Lorsque j'étais petit je raffolais de films de zombies, époque où le genre était plutôt très en vogue. A dire vrai, je crois que, bien plus qu'un désire d'hémoglobine et de frousse en concentré, ces zombies-movies nous ramènent à la crainte ancestrale des fantômes du passé. La vulnérabilité de notre soi devient soudain une évidence, et ça fait peur.

D'après mes souvenirs, le mythe du zombie est un relent inhérent au vaudou. Le défunts récents étaient (sont !) exhumés, et le grand gourou vaudou (souvent une femme d'ailleurs) psalmodiait des incantations aux esprits des ténèbres. Là, le défunt devait (était sensé) reprendre vie, et obéir à son possesseur, qui en faisait ce qu'il voulait.

En se référant tout de même à l'histoire du Brésil, des Caraïbes, ainsi que du sud des USA, il est facile de comprendre que c'est un transfert de l'esclavage ; les malheureux asservis devenaient des maîtres pour un temps. Triste page des Hommes.

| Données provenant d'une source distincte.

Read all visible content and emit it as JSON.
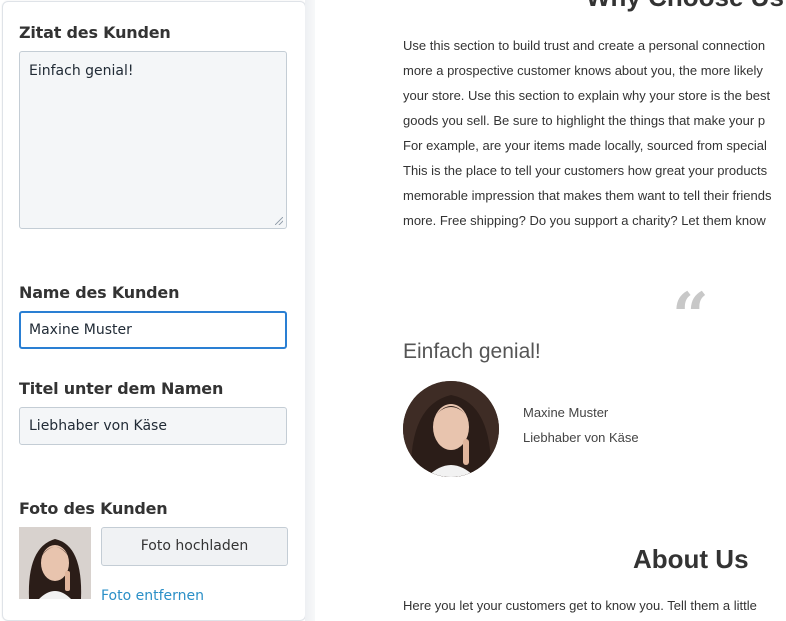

Cependant, un corps est un corps d'atome, et lorsque la Vie l'a quitté il se délite très rapidement. Son esprit subsiste sans doute, mais pas en zombie, car à la raideur cadavérique suit très vite la décomposition de l'ensemble du corps, et de ses fonctions organiques. Un zombie ne peut pas penser, ni même proférer des "Ouaaaah !".

Et ces films font toujours recette ! :+)

Lee Rony 30/03/2015 21:19

La prolifération des séries mettant en scène des morts-vivants n'est-t-elle pas là pour nourrir notre illusion que nous sommes vivants ? Une drogue permettait de simuler la mort pour utiliser des presque-vivants comme esclave, aujourd'hui elle elle existe encore sous le nom de salaire, primes, émoluments... Rien ne change sous le soleil, et lui non plus, il doit en avoir marre de nous supporter.
Et surtout, question fondamentale, y a-t-il une vie AVANT la mort ?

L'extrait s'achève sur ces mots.